The pressure is on USC athletic director Pat Haden, as he begins his search to replace Steve Sarkisian. After taking over for Mike Garrett in 2010, Haden was considered the perfect choice to revitalize USC, a school that has won 11 national championships in football, in the wake of stiff NCAA sanctions.
But some have questioned his leadership and decisions after some notable setbacks to the football program in recent years. It will be up to Haden to find the right coach after so many Trojan fans shrugged at the somewhat uninspiring choice of Sarkisian in 2014. While many USC fans wanted an outsider who can revitalize the program in the same fashion as Pete Carroll, the decision to hire Sarkisian was considered a safe choice due to the former Washington head coach's ties to USC, his understanding of local recruiting, and his Pac-12 experience.
For now, offensive coordinator Clay Helton gets a chance to audition for the role as a full-time head coach. Helton may have his work cut out for him, as many challenging games remain on USC's schedule. And should Helton lead the Trojans over the likes of Notre Dame, Utah, Cal, Oregon, and UCLA, he would immediately vault to the top choice.
Helton’s situation might look eerily similar to Ed Orgeron’s time as interim head coach in 2013. The affable Orgeron guided USC to a win over Stanford, but lost some momentum to keep the position when UCLA trounced USC in the final game of the regular season. Coincidentally, it would be Helton who would take over as head coach in the next game, a victory in the Las Vegas Bowl.
Aside from Helton, USC fans will cringe if Haden hires a former Trojan offensive coordinator, which was the case with Lane Kiffin and Steve Sarkisian. A new face with no ties to the programs seems like the best route.
Here are seven potential candidates to take over USC's football program in 2016.
It’s surprising that no NFL team swooped up Austin in the offseason. But the NFL’s loss can be USC’s gain. The Detroit Lions defensive coordinator has the right personality to be a head coach, and has had plenty of experience at both the NFL and college level.

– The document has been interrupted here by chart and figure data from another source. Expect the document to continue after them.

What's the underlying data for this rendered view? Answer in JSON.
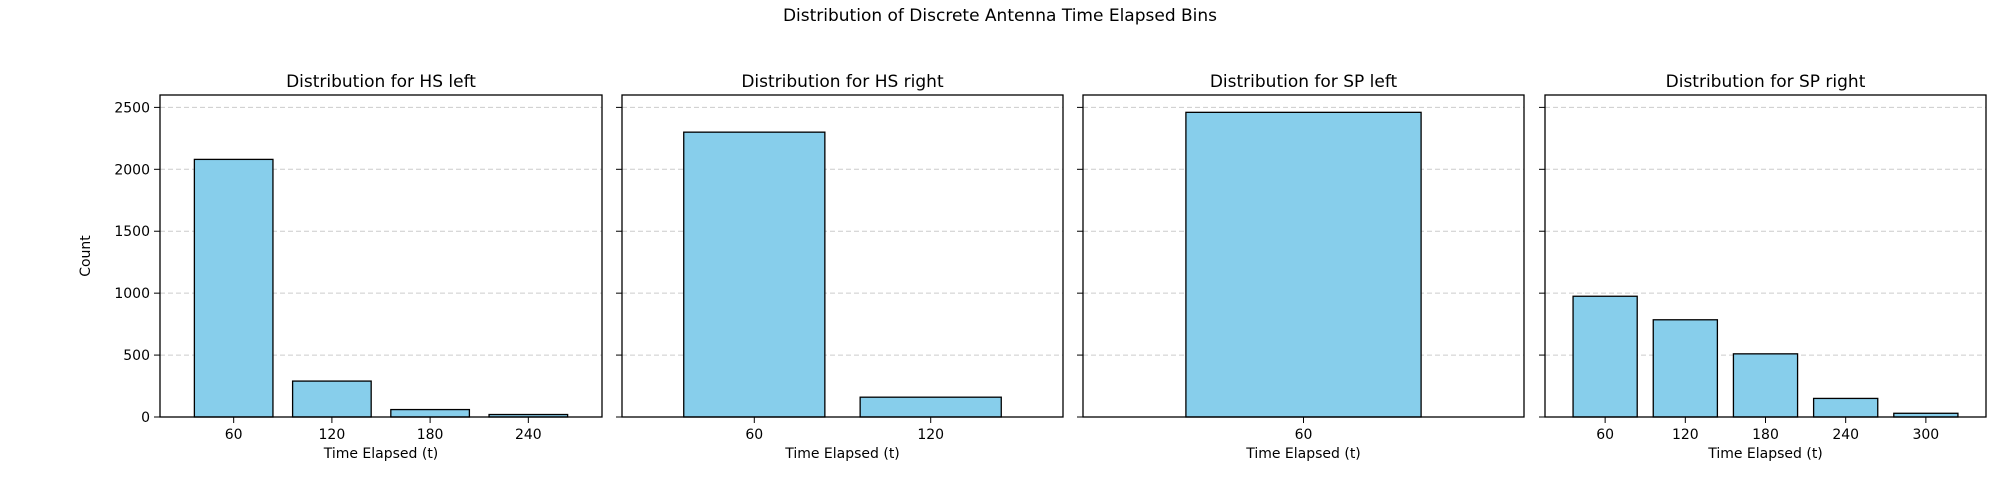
{
  "figure": {
    "title": "Distribution of Discrete Antenna Time Elapsed Bins",
    "shared_ylabel": "Count",
    "bar_color": "#87CEEB",
    "edge_color": "#000000",
    "grid_color": "#cccccc"
  },
  "chart_data": [
    {
      "type": "bar",
      "title": "Distribution for HS left",
      "xlabel": "Time Elapsed (t)",
      "ylabel": "Count",
      "categories": [
        "60",
        "120",
        "180",
        "240"
      ],
      "values": [
        2080,
        290,
        60,
        20
      ],
      "ylim": [
        0,
        2600
      ],
      "yticks": [
        0,
        500,
        1000,
        1500,
        2000,
        2500
      ],
      "grid": "y-dashed"
    },
    {
      "type": "bar",
      "title": "Distribution for HS right",
      "xlabel": "Time Elapsed (t)",
      "categories": [
        "60",
        "120"
      ],
      "values": [
        2300,
        160
      ],
      "ylim": [
        0,
        2600
      ],
      "yticks": [
        0,
        500,
        1000,
        1500,
        2000,
        2500
      ],
      "grid": "y-dashed"
    },
    {
      "type": "bar",
      "title": "Distribution for SP left",
      "xlabel": "Time Elapsed (t)",
      "categories": [
        "60"
      ],
      "values": [
        2460
      ],
      "ylim": [
        0,
        2600
      ],
      "yticks": [
        0,
        500,
        1000,
        1500,
        2000,
        2500
      ],
      "grid": "y-dashed"
    },
    {
      "type": "bar",
      "title": "Distribution for SP right",
      "xlabel": "Time Elapsed (t)",
      "categories": [
        "60",
        "120",
        "180",
        "240",
        "300"
      ],
      "values": [
        975,
        785,
        510,
        150,
        30
      ],
      "ylim": [
        0,
        2600
      ],
      "yticks": [
        0,
        500,
        1000,
        1500,
        2000,
        2500
      ],
      "grid": "y-dashed"
    }
  ]
}
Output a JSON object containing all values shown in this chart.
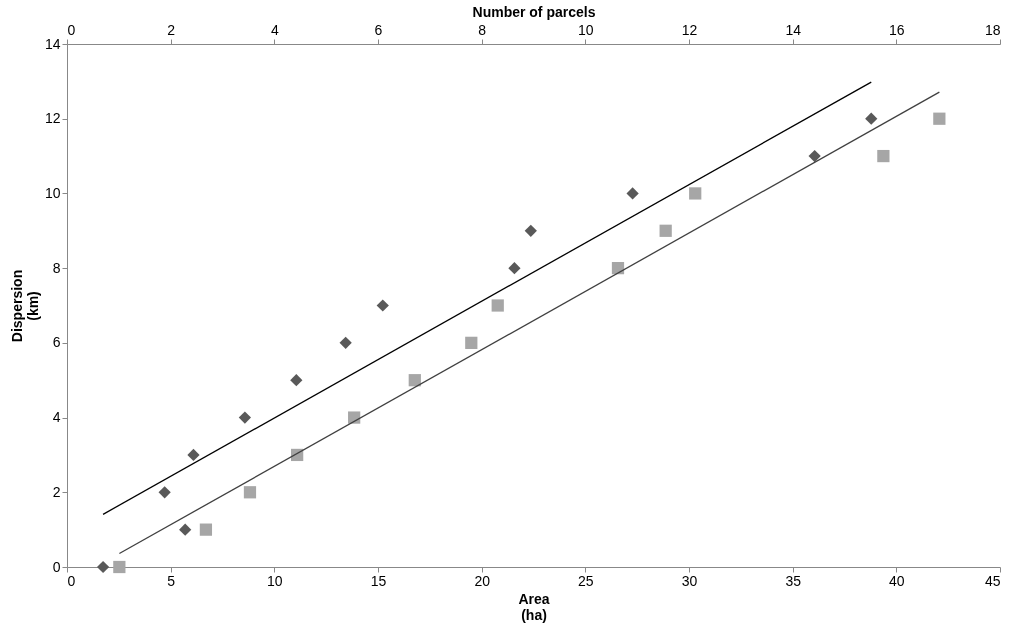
{
  "chart_data": {
    "type": "scatter",
    "xlabel": "Area\n(ha)",
    "x2label": "Number of parcels",
    "ylabel": "Dispersion\n(km)",
    "xlim": [
      0,
      45
    ],
    "xticks": [
      0,
      5,
      10,
      15,
      20,
      25,
      30,
      35,
      40,
      45
    ],
    "x2lim": [
      0,
      18
    ],
    "x2ticks": [
      0,
      2,
      4,
      6,
      8,
      10,
      12,
      14,
      16,
      18
    ],
    "ylim": [
      0,
      14
    ],
    "yticks": [
      0,
      2,
      4,
      6,
      8,
      10,
      12,
      14
    ],
    "grid": false,
    "series": [
      {
        "marker": "diamond",
        "color": "#595959",
        "x": [
          1.74,
          4.71,
          5.7,
          6.1,
          8.58,
          11.06,
          13.44,
          15.23,
          21.58,
          22.37,
          27.28,
          36.06,
          38.79
        ],
        "values": [
          0,
          2,
          1,
          3,
          4,
          5,
          6,
          7,
          8,
          9,
          10,
          11,
          12
        ]
      },
      {
        "type": "line",
        "line_style": "solid",
        "color": "#000000",
        "x": [
          1.74,
          38.79
        ],
        "values": [
          1.41,
          12.98
        ]
      },
      {
        "axis": "x2",
        "marker": "square",
        "color": "#a6a6a6",
        "x": [
          1.01,
          2.68,
          3.53,
          4.44,
          5.54,
          6.71,
          7.8,
          8.31,
          10.63,
          11.55,
          12.12,
          15.75,
          16.83
        ],
        "values": [
          0,
          1,
          2,
          3,
          4,
          5,
          6,
          7,
          8,
          9,
          10,
          11,
          12
        ]
      },
      {
        "type": "line",
        "axis": "x2",
        "line_style": "solid",
        "color": "#404040",
        "x": [
          1.01,
          16.83
        ],
        "values": [
          0.36,
          12.71
        ]
      }
    ]
  }
}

Austin, 50, seems certain to move on from the Lions at end of the season, and might be a perfect fit for the Trojans.
At age 40, Fitzgerald is a young and successful coach who seems entrenched in his current job. He has been in charge of Northwestern since 2006, and has helped a historically weak program overachieve. If Fitzgerald decided to leave Chicago, it would probably be for Notre Dame or the NFL, but he might feel the USC vacancy is too good to pass up. Fitzgerald has a great attitude and Trojan fans would embrace the idea of having him as the face of the program.
The only former USC offensive coordinator on this list, Jackson was at the helm during USC’s dark period: the Paul Hackett era. But Jackson knows the Los Angeles recruiting landscape and has an excellent understanding of the game. The Bengals have overachieved this season with Jackson as offensive coordinator, and many think Jackson got a raw deal when he was let go as the Oakland Raiders head coach.
The chances are slim of Kelly sticking around the Philadelphia Eagles if they don’t make the postseason. Kelly, who coached Oregon to consistent success, might be an ideal fit for the Trojans because of his extensive knowledge of the Pac-12 and his track record in the conference. USC would have to abandon their pro-style offense, but the program would almost certainly be boosted by Kelly’s recruiting presence and his reputation for winning.
This is an outside-the-box choice and a long shot. Morris, 39, already has head coaching experience from his time with the Tampa Bay Buccaneers. Currently the defensive backs coach of the Atlanta Falcons, Morris would likely defer to a top offensive coordinator, much in the same way that Carroll did with Norm Chow. Many would scratch their head at this hiring, but Haden would look like a genius if Morris works out.
Like Jackson, Norton is part of the USC family. But also like Jackson, USC fans will not like the idea of bringing back a former assistant as they did with Kiffin and Sarkisian. Norton, 49, served as an assistant coach under Carroll, and moved on to be the defensive coordinator of the Raiders. USC would love to return to having No. 55 players dominating again after Junior Seau, Willie McGinest, and Chris Claiborne, and Norton’s prestige can bring that back. But it might be a stretch to have Norton as a viable candidate, because of his short amount of coaching experience.
Does Whittingham want to leave Utah? That would be the big question. Whittingham, who had previously worked with Chow, has compiled a 90-43 record with the Utes and has a reputation for getting the most out of above-average talent. Off-the-field problems would likely go away with Whittingham at the helm, as well. A highly respected coach amongst his peers, Whittingham would likely alleviate many of the distractions that often plague USC.